It's something like a /48 for each second m^2 of Earth's land surface. Single addresses are not a useful metric, as IPv6 works a lot more with prefixes (groups of addresses, to simplify management and allow things like auto-configuration). The smallest prefix that you would assign to a VLAN with auto-configuration is /64. So /48 (or 65 536 subnets) in IPv6 would be the equivalent of /16 (like 192.168.X.X but global unicast) in IPv4. That is what normal businesses usually get. Home customers should get a /56 of IPv6, that still leaves space for 256 subnets with basically unlimited hosts in them. Not too bad I think.
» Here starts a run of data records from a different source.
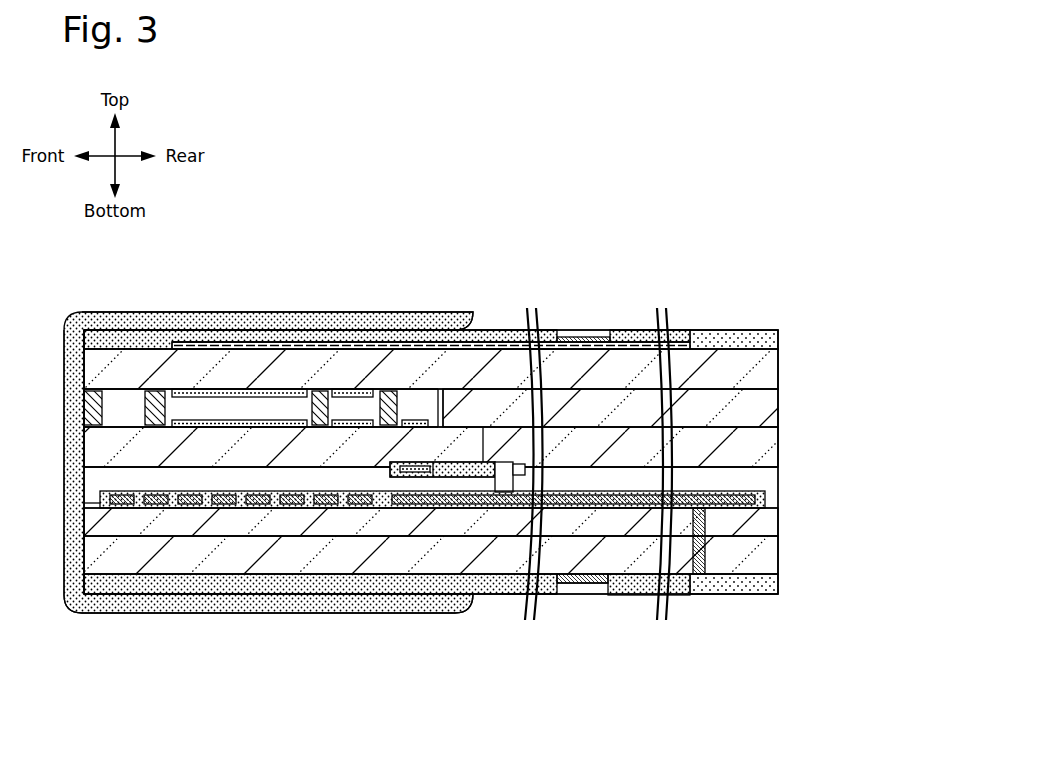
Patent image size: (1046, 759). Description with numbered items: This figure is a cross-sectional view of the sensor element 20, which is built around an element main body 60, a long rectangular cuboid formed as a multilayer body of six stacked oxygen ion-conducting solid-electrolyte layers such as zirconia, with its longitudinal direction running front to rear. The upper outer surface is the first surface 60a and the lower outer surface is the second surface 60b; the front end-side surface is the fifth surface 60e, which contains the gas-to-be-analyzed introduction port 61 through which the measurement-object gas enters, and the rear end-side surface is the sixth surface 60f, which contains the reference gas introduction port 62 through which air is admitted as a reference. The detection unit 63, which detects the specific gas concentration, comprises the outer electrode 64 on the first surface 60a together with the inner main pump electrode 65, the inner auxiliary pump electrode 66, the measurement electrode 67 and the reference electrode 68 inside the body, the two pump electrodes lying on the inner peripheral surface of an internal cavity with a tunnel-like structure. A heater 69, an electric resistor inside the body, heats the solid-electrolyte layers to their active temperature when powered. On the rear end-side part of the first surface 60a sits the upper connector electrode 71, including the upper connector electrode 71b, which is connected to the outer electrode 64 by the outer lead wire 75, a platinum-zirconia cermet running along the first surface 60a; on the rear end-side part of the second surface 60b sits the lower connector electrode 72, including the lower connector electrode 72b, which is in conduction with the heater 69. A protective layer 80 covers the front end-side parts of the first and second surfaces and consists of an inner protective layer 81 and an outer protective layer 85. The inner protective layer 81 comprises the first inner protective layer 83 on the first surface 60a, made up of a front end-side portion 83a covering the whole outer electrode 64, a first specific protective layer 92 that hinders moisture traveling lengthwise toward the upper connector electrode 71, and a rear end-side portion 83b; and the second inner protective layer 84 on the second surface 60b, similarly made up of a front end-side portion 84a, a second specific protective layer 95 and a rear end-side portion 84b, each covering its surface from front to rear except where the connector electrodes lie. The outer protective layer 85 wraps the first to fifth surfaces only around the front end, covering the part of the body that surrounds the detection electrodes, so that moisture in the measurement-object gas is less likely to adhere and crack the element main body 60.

The sensor element 20 is at (786, 170).
The element main body 60 is at (813, 385).
The first surface 60a is at (148, 345).
The second surface 60b is at (145, 578).
The fifth surface 60e is at (84, 480).
The sixth surface 60f is at (779, 469).
The gas-to-be-analyzed introduction port 61 is at (84, 406).
The reference gas introduction port 62 is at (779, 441).
The detection unit 63 is at (375, 239).
The outer electrode 64 is at (192, 389).
The inner main pump electrode 65 is at (250, 427).
The inner auxiliary pump electrode 66 is at (362, 422).
The measurement electrode 67 is at (412, 420).
The reference electrode 68 is at (436, 462).
The heater 69 is at (300, 500).
The upper connector electrode 71 is at (831, 312).
The upper connector electrode 71b is at (779, 336).
The lower connector electrode 72 is at (831, 541).
The lower connector electrode 72b is at (779, 574).
The outer lead wire 75 is at (684, 330).
The protective layer 80 is at (442, 181).
The inner protective layer 81 is at (508, 213).
The first inner protective layer 83 is at (640, 262).
The front end-side portion 83a is at (509, 330).
The rear end-side portion 83b is at (620, 330).
The second inner protective layer 84 is at (640, 655).
The front end-side portion 84a is at (527, 596).
The rear end-side portion 84b is at (612, 598).
The outer protective layer 85 is at (272, 312).
The first specific protective layer 92 is at (578, 337).
The second specific protective layer 95 is at (578, 584).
I never got why they had to make it that large. I doubt we'll ever want to have that many devices with their unique ip. So why not have a simpler system that makes switching easier? Even one octlet more in ipv4 would've sufficed for a very long time, two would've probably been enough forever.


Two reasons I think.

The first is, they were working on this before the Internet was widely used. Back in dialup days, pre-2000, the draft presented in 1998, working on it in 1995 and before surely.

Compared to today's scope and size, this was nascent/early style change, in something which was constantly changing.
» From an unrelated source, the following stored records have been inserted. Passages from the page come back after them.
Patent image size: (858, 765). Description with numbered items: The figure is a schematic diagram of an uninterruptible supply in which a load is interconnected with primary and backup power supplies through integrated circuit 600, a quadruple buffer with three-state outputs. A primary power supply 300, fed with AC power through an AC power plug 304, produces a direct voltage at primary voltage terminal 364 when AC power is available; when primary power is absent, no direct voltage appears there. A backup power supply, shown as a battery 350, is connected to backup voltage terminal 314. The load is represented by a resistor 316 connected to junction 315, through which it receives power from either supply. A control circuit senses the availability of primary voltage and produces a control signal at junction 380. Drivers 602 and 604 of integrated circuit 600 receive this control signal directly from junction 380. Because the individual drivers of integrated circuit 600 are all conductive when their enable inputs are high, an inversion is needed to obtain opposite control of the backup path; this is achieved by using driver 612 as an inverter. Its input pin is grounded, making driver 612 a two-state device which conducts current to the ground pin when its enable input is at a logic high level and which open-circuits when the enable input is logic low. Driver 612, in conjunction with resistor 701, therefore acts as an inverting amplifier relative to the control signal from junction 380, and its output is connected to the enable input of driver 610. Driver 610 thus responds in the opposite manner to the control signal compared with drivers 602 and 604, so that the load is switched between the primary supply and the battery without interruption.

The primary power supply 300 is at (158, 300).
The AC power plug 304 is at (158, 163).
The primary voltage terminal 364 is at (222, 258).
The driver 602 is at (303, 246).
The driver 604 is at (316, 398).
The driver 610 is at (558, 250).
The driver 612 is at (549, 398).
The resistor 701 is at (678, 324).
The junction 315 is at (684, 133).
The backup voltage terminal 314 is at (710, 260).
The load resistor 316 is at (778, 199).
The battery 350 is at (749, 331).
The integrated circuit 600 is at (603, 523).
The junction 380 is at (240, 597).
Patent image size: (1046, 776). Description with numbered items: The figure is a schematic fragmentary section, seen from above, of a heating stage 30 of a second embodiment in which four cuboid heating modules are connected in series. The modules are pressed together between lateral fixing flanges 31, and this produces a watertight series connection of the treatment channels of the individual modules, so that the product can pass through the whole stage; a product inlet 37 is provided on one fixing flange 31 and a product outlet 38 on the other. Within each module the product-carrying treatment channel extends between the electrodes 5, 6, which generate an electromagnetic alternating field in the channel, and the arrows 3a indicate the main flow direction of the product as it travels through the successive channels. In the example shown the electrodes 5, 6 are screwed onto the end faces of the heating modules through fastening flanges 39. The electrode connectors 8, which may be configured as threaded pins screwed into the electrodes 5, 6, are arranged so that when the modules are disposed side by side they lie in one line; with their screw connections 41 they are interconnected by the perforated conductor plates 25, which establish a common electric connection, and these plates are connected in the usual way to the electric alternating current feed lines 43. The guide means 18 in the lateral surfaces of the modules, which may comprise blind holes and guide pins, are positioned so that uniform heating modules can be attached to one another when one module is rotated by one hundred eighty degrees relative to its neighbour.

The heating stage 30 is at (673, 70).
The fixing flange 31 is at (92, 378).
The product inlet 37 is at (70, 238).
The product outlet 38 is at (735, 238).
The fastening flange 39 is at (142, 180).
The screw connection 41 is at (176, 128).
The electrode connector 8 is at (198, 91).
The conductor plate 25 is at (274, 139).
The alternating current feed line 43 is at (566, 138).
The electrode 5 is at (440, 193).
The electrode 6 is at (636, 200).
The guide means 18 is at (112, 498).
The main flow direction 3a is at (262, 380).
They didn't see any contention likely at the time. Why not have all the universities, government departments, and research bodies switch? This was an entirely different landscape compared to today.

So in their eyes, why not make change? It wasn't a big deal, hell back in the early 90s, people were using token ring adapters/networking still in many offices!!
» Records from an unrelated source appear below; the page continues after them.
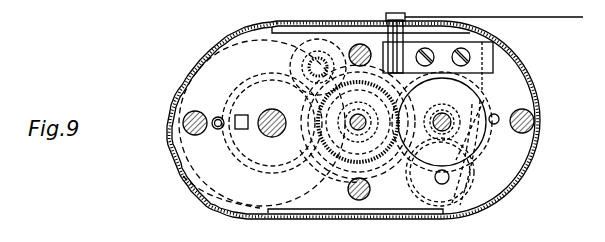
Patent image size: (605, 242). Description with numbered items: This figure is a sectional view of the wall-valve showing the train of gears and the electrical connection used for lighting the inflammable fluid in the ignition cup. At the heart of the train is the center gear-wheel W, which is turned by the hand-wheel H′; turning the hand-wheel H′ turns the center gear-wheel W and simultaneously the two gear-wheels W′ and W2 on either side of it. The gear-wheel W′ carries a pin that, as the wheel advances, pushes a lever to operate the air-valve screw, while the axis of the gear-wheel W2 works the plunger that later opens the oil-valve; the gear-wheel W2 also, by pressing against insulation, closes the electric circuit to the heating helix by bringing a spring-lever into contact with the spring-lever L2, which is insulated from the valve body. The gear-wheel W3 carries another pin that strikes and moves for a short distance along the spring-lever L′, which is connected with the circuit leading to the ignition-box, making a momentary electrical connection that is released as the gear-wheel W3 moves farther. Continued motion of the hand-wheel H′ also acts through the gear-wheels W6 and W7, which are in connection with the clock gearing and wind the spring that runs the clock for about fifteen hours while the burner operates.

The center gear-wheel W is at (372, 59).
The gear-wheel W′ is at (489, 101).
The gear-wheel W2 is at (234, 153).
The gear-wheel W3 is at (452, 199).
The gear-wheel W6 is at (318, 50).
The gear-wheel W7 is at (276, 98).
The spring-lever L′ is at (480, 144).
The spring-lever L2 is at (494, 46).
The hand-wheel H′ is at (338, 172).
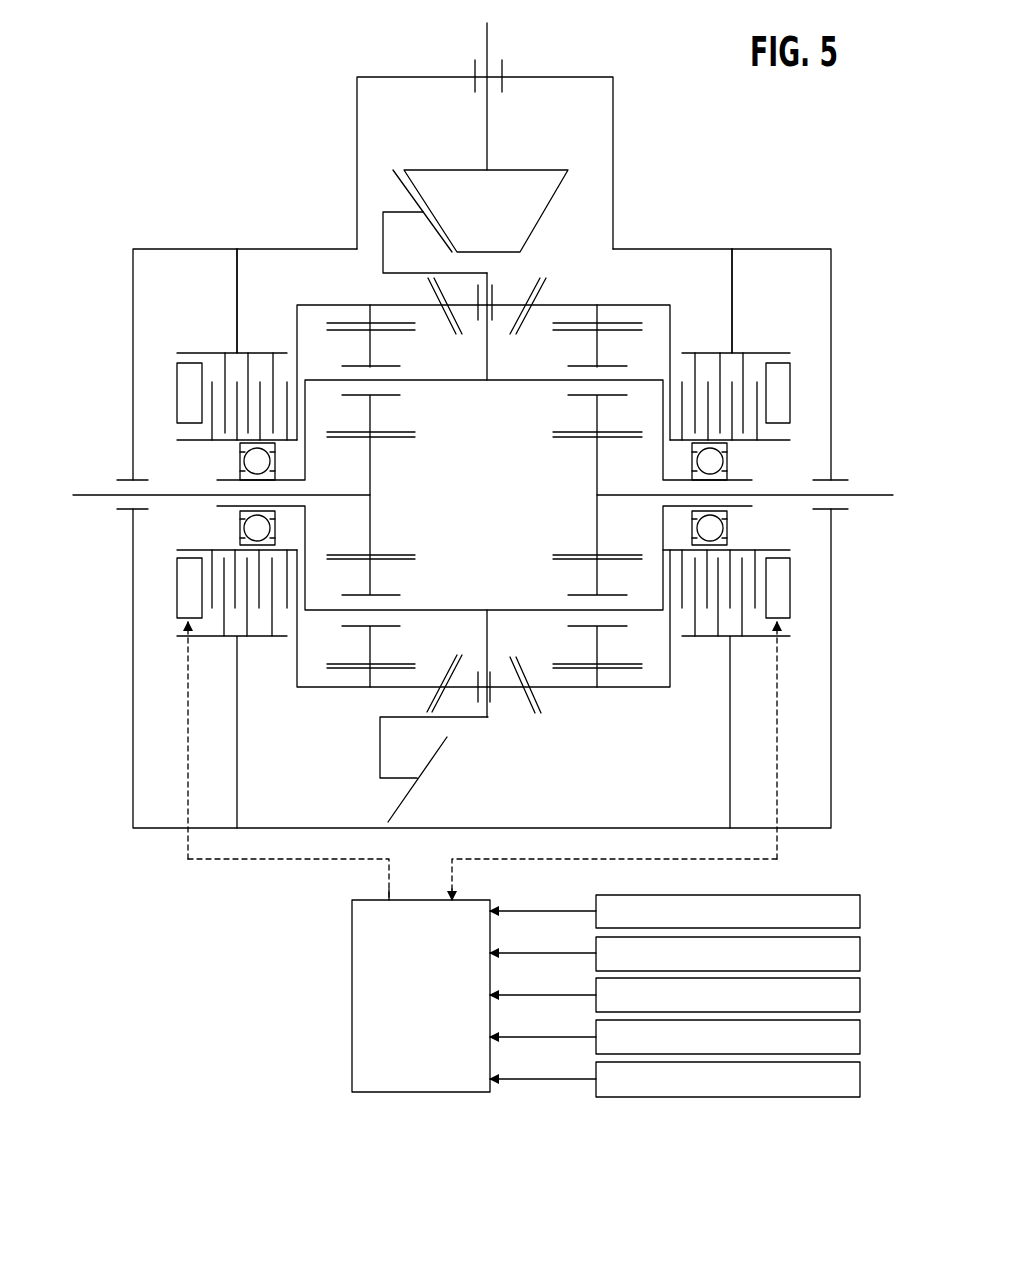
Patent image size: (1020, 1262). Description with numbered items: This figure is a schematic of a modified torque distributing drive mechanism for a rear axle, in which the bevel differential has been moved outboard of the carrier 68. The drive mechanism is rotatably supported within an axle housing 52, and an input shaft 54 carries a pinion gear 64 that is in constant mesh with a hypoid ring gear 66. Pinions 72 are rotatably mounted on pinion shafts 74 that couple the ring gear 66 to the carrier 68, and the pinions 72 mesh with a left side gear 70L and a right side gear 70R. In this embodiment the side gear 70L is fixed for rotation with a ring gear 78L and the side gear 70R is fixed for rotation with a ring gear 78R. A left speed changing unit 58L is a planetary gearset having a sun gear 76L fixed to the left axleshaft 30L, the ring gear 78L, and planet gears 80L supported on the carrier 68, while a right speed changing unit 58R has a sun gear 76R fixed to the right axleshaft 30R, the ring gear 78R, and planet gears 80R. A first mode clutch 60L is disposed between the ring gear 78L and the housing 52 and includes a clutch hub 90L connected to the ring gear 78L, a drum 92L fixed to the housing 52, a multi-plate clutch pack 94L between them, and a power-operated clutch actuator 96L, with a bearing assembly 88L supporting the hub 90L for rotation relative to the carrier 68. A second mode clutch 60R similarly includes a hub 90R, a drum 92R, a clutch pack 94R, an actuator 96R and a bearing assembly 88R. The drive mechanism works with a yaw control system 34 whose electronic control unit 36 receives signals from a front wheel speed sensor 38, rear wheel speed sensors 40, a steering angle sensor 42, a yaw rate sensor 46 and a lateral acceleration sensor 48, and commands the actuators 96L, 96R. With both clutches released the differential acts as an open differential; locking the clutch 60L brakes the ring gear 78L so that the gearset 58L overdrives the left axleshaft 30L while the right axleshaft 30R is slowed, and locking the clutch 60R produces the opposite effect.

The left axleshaft 30L is at (83, 493).
The right axleshaft 30R is at (870, 493).
The yaw control system 34 is at (310, 1053).
The electronic control unit 36 is at (365, 928).
The front wheel speed sensor 38 is at (857, 908).
The rear wheel speed sensor 40 is at (857, 950).
The steering angle sensor 42 is at (857, 992).
The yaw rate sensor 46 is at (857, 1034).
The lateral acceleration sensor 48 is at (857, 1077).
The axle housing 52 is at (831, 283).
The input shaft 54 is at (488, 114).
The left speed changing unit 58L is at (340, 672).
The right speed changing unit 58R is at (633, 672).
The first mode clutch 60L is at (170, 392).
The second mode clutch 60R is at (798, 392).
The pinion gear 64 is at (524, 212).
The hypoid ring gear 66 is at (436, 760).
The carrier 68 is at (505, 610).
The left side gear 70L is at (462, 322).
The right side gear 70R is at (520, 322).
The pinion gears 72 is at (470, 318).
The pinion shafts 74 is at (490, 347).
The left sun gear 76L is at (372, 462).
The right sun gear 76R is at (597, 460).
The left ring gear 78L is at (322, 305).
The right ring gear 78R is at (632, 305).
The left planet gears 80L is at (372, 347).
The right planet gears 80R is at (597, 420).
The bearing assembly 88L is at (240, 530).
The bearing assembly 88R is at (727, 528).
The clutch hub 90L is at (197, 440).
The clutch hub 90R is at (757, 440).
The drum 92L is at (258, 353).
The drum 92R is at (733, 305).
The multi-plate clutch pack 94L is at (255, 620).
The multi-plate clutch pack 94R is at (710, 620).
The power-operated clutch actuator 96L is at (185, 588).
The power-operated clutch actuator 96R is at (780, 590).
The second thing is, NAT wasn't a thing back then. The computational power was a limiter for large scale usage.

An RFC for NAT came out in 98 I think, and Linux had ipmasq, but that was brand new in the early 90s.

Basically, ipv6 was crafted before anyone had any idea we'd be where we are today.

In fact, the worry about address space exhaustion in the early 90s was due to a lack of NAT, or even the idea that it could be deployed everywhere at scale.

Where would all the compute power for NAT at scale come from?!

So basically, it was crafted with a different viewpoint.


I wonder how much electricity NAT is consuming globally?

That would be a good BS level graduate thesis paper for someone interested.